Credit:
Paul Hanny/Gamma-Rapho/Getty Images
Two mountaineers (one of them Reinhold Messner) with Otzi, Europe’s oldest natural human mummy, in the Otztal Alps between Austria and Italy in September 1991.
Credit:
Paul Hanny/Gamma-Rapho/Getty Images
Ötzi is kept in carefully maintained conditions, as close as possible to the glacier that preserved his body for more than 5,000 years. The chamber is a brisk -6º Celsius, with 99 percent humidity carefully maintained by a spray of UV-treated water. That’s enough to protect the mummy from most of the microbes that usually help decompose human remains. But Sarhan and his colleagues were surprised to find that it’s also the perfect environment for a few microbes that Ötzi carried with him down from the mountains.
In samples from the mummy, Sarhan and his colleagues found four strains of cold-tolerant yeasts, all closely related to similar yeasts found in Arctic glaciers, in Antarctica, and high in the mountains of Italy and Russia. And unlike Ötzi’s long-dead gut bacteria, which left just broken, aging fragments of DNA behind, the yeasts seem to be alive and reproducing (albeit at, ahem, a glacial pace).
“These yeasts have accompanied Ötzi on his long journey through the millennia,” said Frank Maxiner, director of the Institute for Mummy Studies at Eurac and a coauthor of the recent study, in a press release. (Ötzi probably doesn’t find that terribly comforting, but you never know.)

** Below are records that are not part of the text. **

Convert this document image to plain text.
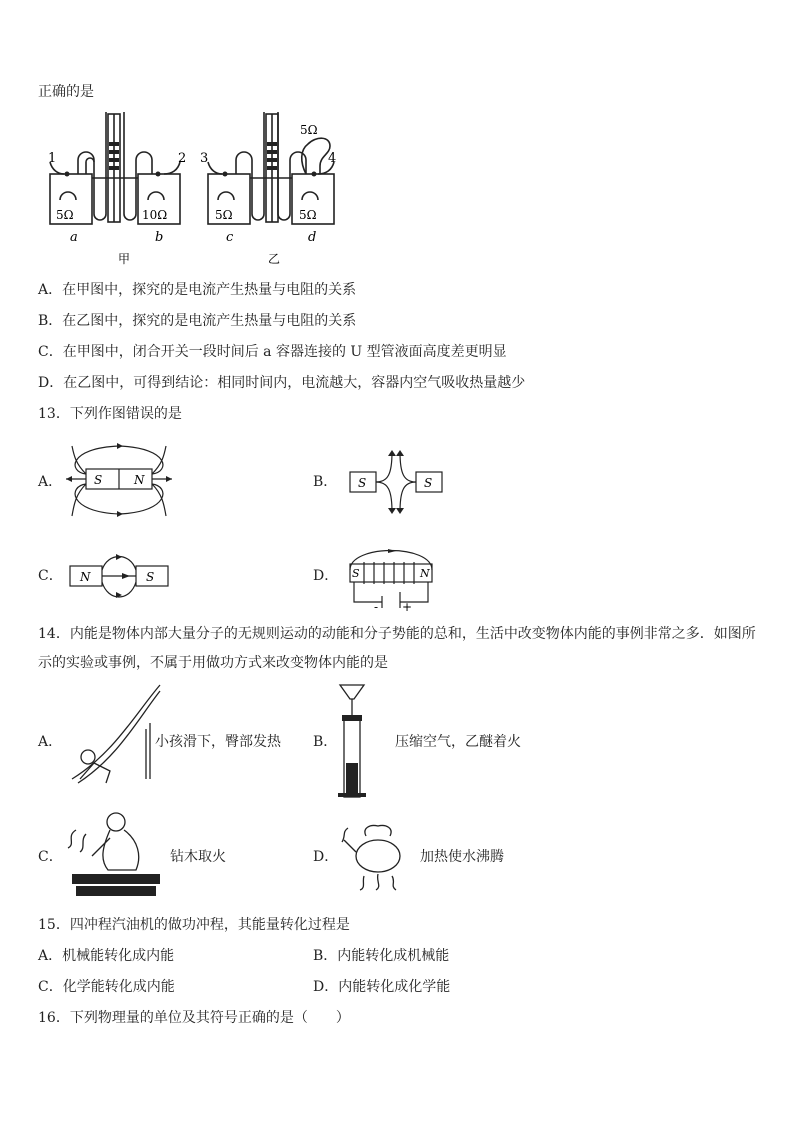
正确的是
1	2
5Ω	10Ω
a	b
甲
3	4
5Ω
5Ω	5Ω
c	d
乙
A．在甲图中，探究的是电流产生热量与电阻的关系
B．在乙图中，探究的是电流产生热量与电阻的关系
C．在甲图中，闭合开关一段时间后 a 容器连接的 U 型管液面高度差更明显
D．在乙图中，可得到结论：相同时间内，电流越大，容器内空气吸收热量越少
13．下列作图错误的是
A．	S	N	B． S	S
C． N	S	D． S	N
- +
14．内能是物体内部大量分子的无规则运动的动能和分子势能的总和，生活中改变物体内能的事例非常之多．如图所
示的实验或事例，不属于用做功方式来改变物体内能的是
A．	小孩滑下，臀部发热 B．	压缩空气，乙醚着火
C．	钻木取火	D．	加热使水沸腾
15．四冲程汽油机的做功冲程，其能量转化过程是
A．机械能转化成内能	B．内能转化成机械能
C．化学能转化成内能	D．内能转化成化学能
16．下列物理量的单位及其符号正确的是（　　）
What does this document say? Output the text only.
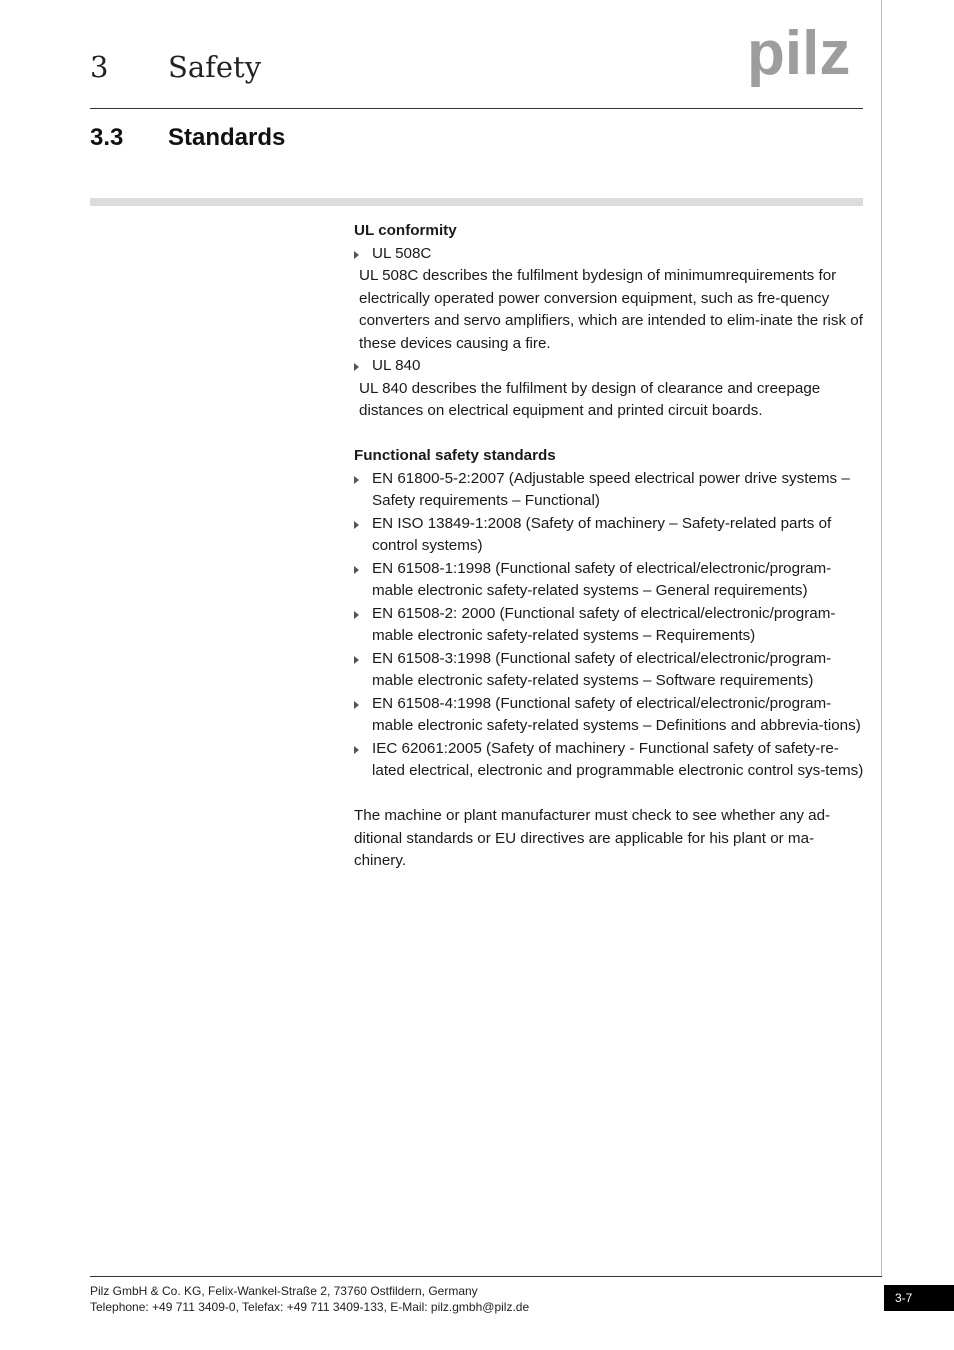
3 Safety	pilz
3.3 Standards
UL conformity
UL 508C

UL 508C describes the fulfilment bydesign of minimumrequirements for electrically operated power conversion equipment, such as fre-quency converters and servo amplifiers, which are intended to elim-inate the risk of these devices causing a fire.

UL 840

UL 840 describes the fulfilment by design of clearance and creepage distances on electrical equipment and printed circuit boards.

Functional safety standards
EN 61800-5-2:2007 (Adjustable speed electrical power drive systems – Safety requirements – Functional)
EN ISO 13849-1:2008 (Safety of machinery – Safety-related parts of control systems)
EN 61508-1:1998 (Functional safety of electrical/electronic/program-mable electronic safety-related systems – General requirements)
EN 61508-2: 2000 (Functional safety of electrical/electronic/program-mable electronic safety-related systems – Requirements)
EN 61508-3:1998 (Functional safety of electrical/electronic/program-mable electronic safety-related systems – Software requirements)
EN 61508-4:1998 (Functional safety of electrical/electronic/program-mable electronic safety-related systems – Definitions and abbrevia-tions)
IEC 62061:2005 (Safety of machinery - Functional safety of safety-re-lated electrical, electronic and programmable electronic control sys-tems)

The machine or plant manufacturer must check to see whether any ad-ditional standards or EU directives are applicable for his plant or ma-chinery.

Pilz GmbH & Co. KG, Felix-Wankel-Straße 2, 73760 Ostfildern, Germany
Telephone: +49 711 3409-0, Telefax: +49 711 3409-133, E-Mail: pilz.gmbh@pilz.de
3-7
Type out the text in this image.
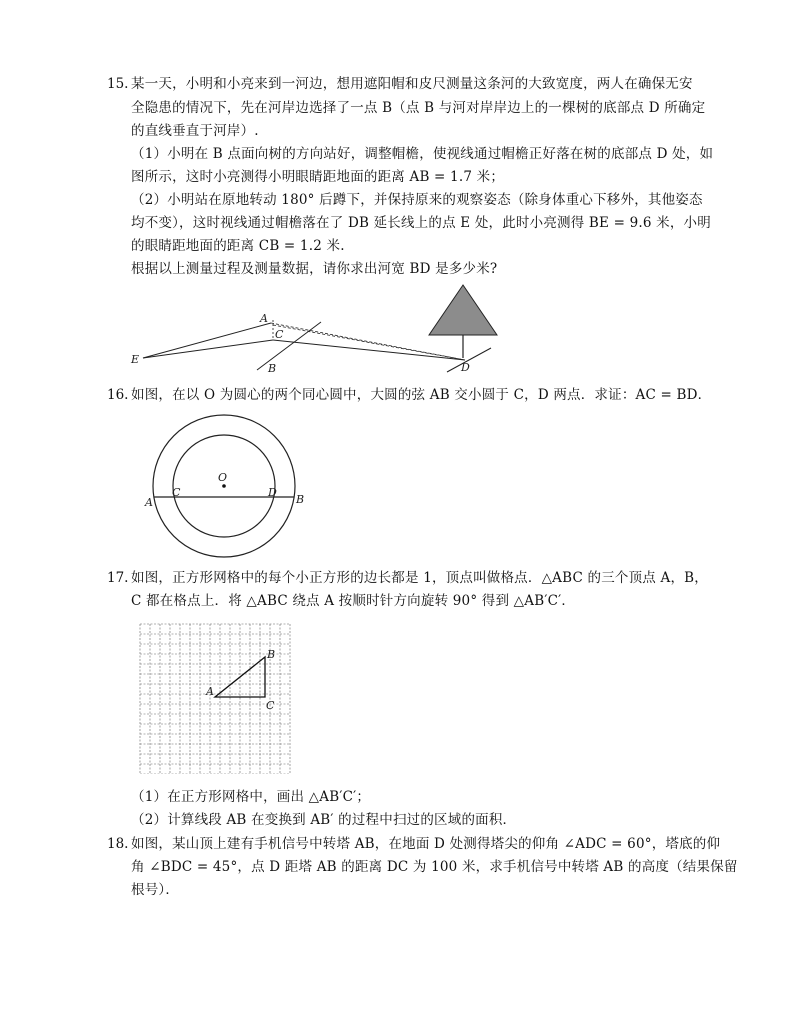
15. 某一天，小明和小亮来到一河边，想用遮阳帽和皮尺测量这条河的大致宽度，两人在确保无安
全隐患的情况下，先在河岸边选择了一点 B（点 B 与河对岸岸边上的一棵树的底部点 D 所确定
的直线垂直于河岸）.
（1）小明在 B 点面向树的方向站好，调整帽檐，使视线通过帽檐正好落在树的底部点 D 处，如
图所示，这时小亮测得小明眼睛距地面的距离 AB = 1.7 米；
（2）小明站在原地转动 180° 后蹲下，并保持原来的观察姿态（除身体重心下移外，其他姿态
均不变），这时视线通过帽檐落在了 DB 延长线上的点 E 处，此时小亮测得 BE = 9.6 米，小明
的眼睛距地面的距离 CB = 1.2 米.
根据以上测量过程及测量数据，请你求出河宽 BD 是多少米?
A
C
E
B	D
16. 如图，在以 O 为圆心的两个同心圆中，大圆的弦 AB 交小圆于 C，D 两点．求证：AC = BD．
O
A
C	D
B
17. 如图，正方形网格中的每个小正方形的边长都是 1，顶点叫做格点．△ABC 的三个顶点 A，B，
C 都在格点上．将 △ABC 绕点 A 按顺时针方向旋转 90° 得到 △AB′C′．
A
B
C
（1）在正方形网格中，画出 △AB′C′；
（2）计算线段 AB 在变换到 AB′ 的过程中扫过的区域的面积．
18. 如图，某山顶上建有手机信号中转塔 AB，在地面 D 处测得塔尖的仰角 ∠ADC = 60°，塔底的仰
角 ∠BDC = 45°，点 D 距塔 AB 的距离 DC 为 100 米，求手机信号中转塔 AB 的高度（结果保留
根号）．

Thawed ancient microbes or a long-lived colony?
The yeasts—species of Phenolifera, Glaciozyma, Goffeauzyma, and Mrakia, for the mycology fans—turned up on Ötzi’s skin, in his stomach, and in water sampled from inside his body. Sarhan and his colleagues cultured live yeast from the samples, but their shotgun metagenomics results also revealed a bunch of short fragments of DNA, most bearing the kind of damage that happens when DNA molecules break down over time. That’s a hallmark of ancient DNA, which meant that the yeasts had most likely been living on and in Ötzi’s body since shortly after he died.
And when Sarhan and his colleagues compared samples taken in 2010 to those taken in 2019, they saw longer fragments and less damage, on average—in other words, there was more recent DNA in the mix, which suggested the yeasts were slowly but persistently growing.